The Driver - part XII - The Driver shows the way out.
Click here for Parts 1, 2, 3, 4, 5, 6, 7, 8, 9, 10 and 11 of my review of The Driver.
In Chapter 15, the main character testified before a Congressional committee in the aftermath of the battle described in Chapter 14. He provided a lesson in free market economics and the true resolution to any panic/recession/depression. I provide some plot spoilers here because the following exchange provides lessons for today:
Q [from the committee counsel]: But you will admit that you are very rich? . . .
[The left has been against wealth for so long, they are finally getting their wish as the "very rich" are disappearing in our own time. Being rich is something one "admits" to, much like alcoholism or crime. - editor]
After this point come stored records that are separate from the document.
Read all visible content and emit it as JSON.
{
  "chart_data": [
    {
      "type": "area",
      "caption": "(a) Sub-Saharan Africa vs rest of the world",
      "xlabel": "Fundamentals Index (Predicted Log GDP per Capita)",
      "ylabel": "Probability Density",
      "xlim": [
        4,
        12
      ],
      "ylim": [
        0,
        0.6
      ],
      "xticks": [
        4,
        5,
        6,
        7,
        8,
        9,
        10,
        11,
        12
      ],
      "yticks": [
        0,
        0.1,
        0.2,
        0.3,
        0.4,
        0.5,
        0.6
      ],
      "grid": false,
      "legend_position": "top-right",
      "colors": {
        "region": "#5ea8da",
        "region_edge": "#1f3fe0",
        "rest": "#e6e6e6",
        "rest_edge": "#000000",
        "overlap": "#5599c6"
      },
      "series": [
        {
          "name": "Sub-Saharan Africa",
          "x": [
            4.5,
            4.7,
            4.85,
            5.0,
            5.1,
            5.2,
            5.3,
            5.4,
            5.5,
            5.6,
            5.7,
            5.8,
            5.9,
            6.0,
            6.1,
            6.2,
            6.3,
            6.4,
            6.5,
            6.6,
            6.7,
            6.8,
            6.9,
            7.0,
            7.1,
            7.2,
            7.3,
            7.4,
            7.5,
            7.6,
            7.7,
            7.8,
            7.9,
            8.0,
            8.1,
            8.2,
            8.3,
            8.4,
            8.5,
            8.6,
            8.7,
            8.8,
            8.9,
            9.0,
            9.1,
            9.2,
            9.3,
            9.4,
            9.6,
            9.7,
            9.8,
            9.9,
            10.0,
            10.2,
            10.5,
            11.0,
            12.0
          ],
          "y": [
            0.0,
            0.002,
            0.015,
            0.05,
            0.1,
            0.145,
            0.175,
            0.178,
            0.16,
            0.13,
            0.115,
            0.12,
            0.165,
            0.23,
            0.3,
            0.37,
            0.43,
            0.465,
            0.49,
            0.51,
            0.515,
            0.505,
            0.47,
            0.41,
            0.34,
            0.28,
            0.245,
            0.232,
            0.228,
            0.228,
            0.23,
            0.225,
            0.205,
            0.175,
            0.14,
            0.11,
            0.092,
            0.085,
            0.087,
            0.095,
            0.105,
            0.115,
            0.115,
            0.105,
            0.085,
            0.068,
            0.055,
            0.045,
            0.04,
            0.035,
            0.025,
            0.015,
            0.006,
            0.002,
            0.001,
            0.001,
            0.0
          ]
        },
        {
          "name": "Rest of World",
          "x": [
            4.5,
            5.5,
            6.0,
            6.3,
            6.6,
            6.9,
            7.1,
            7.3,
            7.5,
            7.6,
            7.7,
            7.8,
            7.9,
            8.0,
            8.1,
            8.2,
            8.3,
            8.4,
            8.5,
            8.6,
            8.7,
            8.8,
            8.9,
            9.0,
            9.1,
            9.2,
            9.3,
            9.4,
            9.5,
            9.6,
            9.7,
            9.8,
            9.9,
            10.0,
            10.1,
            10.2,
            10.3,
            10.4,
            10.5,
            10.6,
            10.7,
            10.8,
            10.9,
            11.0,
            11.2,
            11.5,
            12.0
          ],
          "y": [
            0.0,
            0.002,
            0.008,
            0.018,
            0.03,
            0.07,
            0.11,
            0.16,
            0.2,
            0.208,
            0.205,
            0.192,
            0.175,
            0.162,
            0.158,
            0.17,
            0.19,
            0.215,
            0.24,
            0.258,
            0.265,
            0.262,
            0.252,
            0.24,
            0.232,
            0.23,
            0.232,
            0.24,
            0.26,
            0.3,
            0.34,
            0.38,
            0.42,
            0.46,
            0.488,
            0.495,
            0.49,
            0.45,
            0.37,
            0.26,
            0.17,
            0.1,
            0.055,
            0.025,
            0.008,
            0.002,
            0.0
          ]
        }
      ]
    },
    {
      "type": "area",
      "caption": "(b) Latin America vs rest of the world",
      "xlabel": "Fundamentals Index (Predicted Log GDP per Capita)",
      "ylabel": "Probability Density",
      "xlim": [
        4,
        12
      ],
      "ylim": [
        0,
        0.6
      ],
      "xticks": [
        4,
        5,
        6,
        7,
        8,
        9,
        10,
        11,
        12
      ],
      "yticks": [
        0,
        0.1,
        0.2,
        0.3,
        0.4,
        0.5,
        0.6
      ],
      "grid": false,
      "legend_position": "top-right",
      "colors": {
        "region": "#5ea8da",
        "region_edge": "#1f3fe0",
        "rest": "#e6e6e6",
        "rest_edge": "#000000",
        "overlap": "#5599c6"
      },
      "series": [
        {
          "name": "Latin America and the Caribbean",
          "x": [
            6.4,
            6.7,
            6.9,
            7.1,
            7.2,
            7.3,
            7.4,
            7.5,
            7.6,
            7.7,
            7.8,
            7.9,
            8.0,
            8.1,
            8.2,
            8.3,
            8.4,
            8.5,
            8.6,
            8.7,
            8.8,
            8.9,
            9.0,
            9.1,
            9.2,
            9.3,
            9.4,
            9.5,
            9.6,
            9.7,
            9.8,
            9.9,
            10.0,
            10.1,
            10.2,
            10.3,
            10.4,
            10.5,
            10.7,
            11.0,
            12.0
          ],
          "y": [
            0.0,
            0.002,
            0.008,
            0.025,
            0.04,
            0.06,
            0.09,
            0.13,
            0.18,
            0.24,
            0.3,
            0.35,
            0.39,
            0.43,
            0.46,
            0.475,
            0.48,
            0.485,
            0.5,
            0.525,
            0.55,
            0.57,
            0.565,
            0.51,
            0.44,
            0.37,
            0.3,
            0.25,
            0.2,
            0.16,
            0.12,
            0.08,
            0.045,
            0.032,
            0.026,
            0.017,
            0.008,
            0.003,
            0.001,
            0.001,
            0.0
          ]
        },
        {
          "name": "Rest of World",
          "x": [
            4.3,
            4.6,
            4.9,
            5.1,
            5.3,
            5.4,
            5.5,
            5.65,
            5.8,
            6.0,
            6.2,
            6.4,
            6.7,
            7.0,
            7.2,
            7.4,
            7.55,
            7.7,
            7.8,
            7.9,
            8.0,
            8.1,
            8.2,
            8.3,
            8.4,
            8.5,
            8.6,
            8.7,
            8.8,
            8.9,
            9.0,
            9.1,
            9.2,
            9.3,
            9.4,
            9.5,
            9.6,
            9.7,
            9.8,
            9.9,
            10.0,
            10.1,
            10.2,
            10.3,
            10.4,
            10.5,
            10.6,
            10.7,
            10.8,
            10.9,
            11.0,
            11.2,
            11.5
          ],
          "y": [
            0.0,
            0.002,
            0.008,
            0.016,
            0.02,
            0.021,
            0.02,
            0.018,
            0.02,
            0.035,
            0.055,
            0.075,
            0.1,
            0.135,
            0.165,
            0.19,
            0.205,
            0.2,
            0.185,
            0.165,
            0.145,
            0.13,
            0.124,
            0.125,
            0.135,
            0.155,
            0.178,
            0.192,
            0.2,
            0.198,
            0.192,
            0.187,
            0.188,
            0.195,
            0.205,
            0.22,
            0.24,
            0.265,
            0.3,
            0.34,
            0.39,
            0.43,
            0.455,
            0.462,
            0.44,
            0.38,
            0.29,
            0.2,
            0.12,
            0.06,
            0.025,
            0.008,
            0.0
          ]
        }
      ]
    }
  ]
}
A: Yes . . . I suppose I am.pp. 269-270 (original edition)
Q: Well, as briefly as possible, will you tell this Committee how you made it?
A: . . . . I'll tell you. I made it buying things nobody else wanted. I bought Great Midwestern when it was bankrupt and people thought no railroad was worth its weight as junk. When I took charge of the property I bought equipment when it was cheap because nobody else wanted it and the equipment makers were hungry, and rails and ties and materials and labor to improve the road with, until everybody thought I was crazy. When the business came we had a railroad to handle it. I've done that same thing with every property I have taken up. . . . . In the next twelve months the Great Midwestern properties will spend five hundred million dollars for double tracking, grade reductions, new equipment and larger terminals. . .
Q: . . . [D]o you realize what it means for one man to say he will spend five hundred millions in a year? That is half the national debt.
A: I know exactly what it means . . . It means for once a Wall Street panic won't be followed by unemployment and industrial depression. . .
In the decades since publication of The Driver, the government has rigged the game so that the above scenario could never rescue the economy:
- The government will not allow prices to fall to the point where a risk-taking entrepreneur could purchase assets and make the best use of those assets. The current administration is, at this moment, trying to reinflate the bubble.
- Regulatory burdens prevent companies and investors from making necessary investments like those set forth in our main character's testimony.
- Tax burdens serve as a major disincentive against new investment. This is especially true for the taxes that will be needed to finance the spending bills of just the past few weeks.
The government has removed the "driver" from the economy. We are left with unfocused public "investments," limitless public borrowing and gradual devaluation of the currency. Entrepreneurs have been marginalized and blamed for the actions of the government. They have been taxed and regulated into virtual non-existence. It is no coincidence that with the "driver" in chains, a reference to 500 million dollars as "half the national debt" would now seem quaint. Public borrowing is no substitute for a driver.